The unveiling of the marker, with members of the Dean Family, Magnolia Historian Celeste Graves and Precinct 2 County Commissioner Charlie Riley.
Magnolia Historian Celeste Graves speaking at the dedication.
Magnolia Historian Celeste Graves speaking at the dedication.

Montgomery County Historical Commission Marker Chairperson Sharon Russell talked about the history of the Dean home.

“I’ve got a great fondness for this house, and I call it the house that love built because of the story involved,” said Russell. “Now the world was a whole lot different 100 years ago here in Magnolia. The population in 1900 was 25.”

Sharon Russell, Montgomery County Historical Commission Marker Chairperson, speaking at the dedication.

Russell said the town started to grow.

“In 1902 the rail road came through and the area was named Magnolia in 1903. In 1915, this was a boom town; it had grown to a population of 150,” said Russell. “We had all kinds of great things, just like a metropolis. We had telephone service, a sawmill, a Baptist and Methodist church, a blacksmith, a hotel, a real estate office, a confectionery, which is a sweets shop. We also had a cotton gin and two general stores.”

Russell said one of the general stories was started by the Dean brothers.
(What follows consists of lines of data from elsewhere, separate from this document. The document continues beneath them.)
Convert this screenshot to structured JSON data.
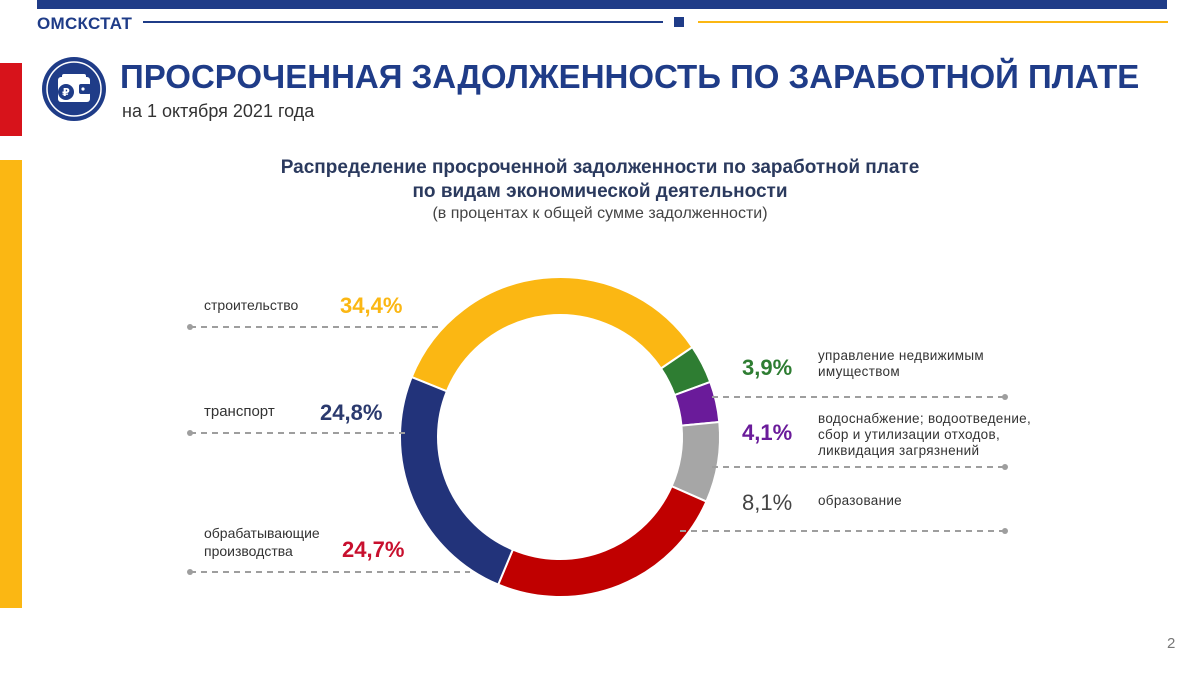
{
  "header": {
    "brand": "ОМСКСТАТ",
    "title": "ПРОСРОЧЕННАЯ ЗАДОЛЖЕННОСТЬ ПО ЗАРАБОТНОЙ ПЛАТЕ",
    "subtitle": "на 1 октября 2021 года",
    "logo_icon": "wallet-ruble-icon"
  },
  "colors": {
    "navy": "#1f3c88",
    "gold": "#fbb713",
    "red": "#d7131b"
  },
  "page_number": "2",
  "chart_data": {
    "type": "pie",
    "title_line1": "Распределение просроченной задолженности  по заработной плате",
    "title_line2": "по видам экономической деятельности",
    "note": "(в процентах  к общей сумме задолженности)",
    "slices": [
      {
        "label": "строительство",
        "value": 34.4,
        "display": "34,4%",
        "color": "#fbb713",
        "label_color": "#fbb713"
      },
      {
        "label": "управление  недвижимым имуществом",
        "value": 3.9,
        "display": "3,9%",
        "color": "#2e7d32",
        "label_color": "#2e7d32"
      },
      {
        "label": "водоснабжение;  водоотведение, сбор  и  утилизации  отходов, ликвидация  загрязнений",
        "value": 4.1,
        "display": "4,1%",
        "color": "#6a1b9a",
        "label_color": "#6a1b9a"
      },
      {
        "label": "образование",
        "value": 8.1,
        "display": "8,1%",
        "color": "#a6a6a6",
        "label_color": "#444444"
      },
      {
        "label": "обрабатывающие производства",
        "value": 24.7,
        "display": "24,7%",
        "color": "#c00000",
        "label_color": "#c8102e"
      },
      {
        "label": "транспорт",
        "value": 24.8,
        "display": "24,8%",
        "color": "#22337a",
        "label_color": "#2b3a6e"
      }
    ]
  }
}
“That was T.R., who was Roy, Frank and Willie, or W.A.,” said Russell. Willie was the bookkeeper of the group, he was the numbers guy. “The Dean brothers opened their store on January 1, 1902.”

State Senator Brandon Creighton, members of Magnolia City Council, Celeste Graves and Precinct 2 County Commissioner Charlie Riley at the dedication.
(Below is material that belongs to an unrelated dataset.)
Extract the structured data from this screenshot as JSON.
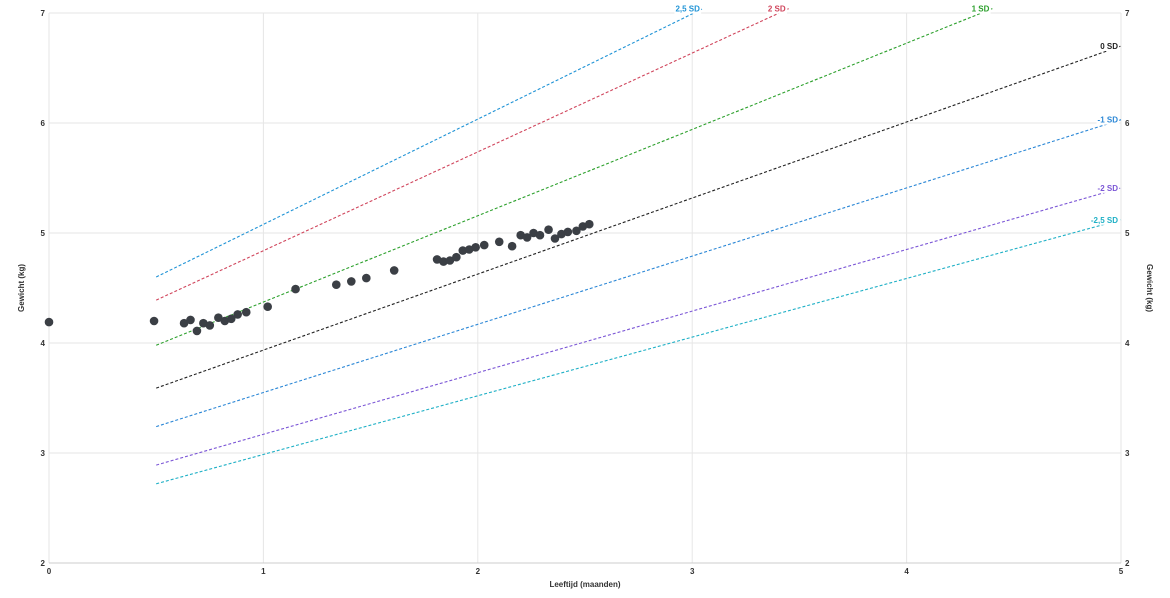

Russell said Willie, or W.A. Dean, was a well-to-do bachelor in his forties.

“He courted a lot of the ladies here, and no one tickled his fancy until Gertrude appeared in town, and boy was he smitten,” said Russell. “He told his friend that he was going to marry that girl. His friend laughed at him. They had box lunches back then, and he bought her box. When he sat down to have lunch, he handed her a little box. The little box had a diamond solitaire ring in it. He told her that he was going to marry her one day. She had grown up in the Houston area, and told him I wouldn’t marry a hayseed like you for nothing.”

Russell said Willie Dean wouldn’t take no for an answer, and so he started building the Dean Home in 1919.

“He bought this piece of property and started building this house. This house is built out of hard woods and pines, that were milled right here at the sawmill in Magnolia, said Russell. “Every week, he would send her (Gertrude) a polaroid picture of the progress he was making on the house. 1920 rolls around, and the house is finished and furnished, and she agreed to marry him.”

Members of the Montgomery County Historical Commission, including Chairman Larry Foerster, along with Celeste Graves, former Precinct 5 Constable David Hill and Precinct 2 Commissioner Charlie Riley at the dedication.

Russell said the Dean’s were married on June 14, 1920.

“They stay married until 1963, when Willie died. They raised their family here. They did a lot in this community,” said Russell.

Russell said there are many people who have helped preserve the Dean home, including Celeste Graves and Anne Sundquist, who is a previous owner of the home.

The current owners of the home are Robert M. (Matt) and Gina Clark.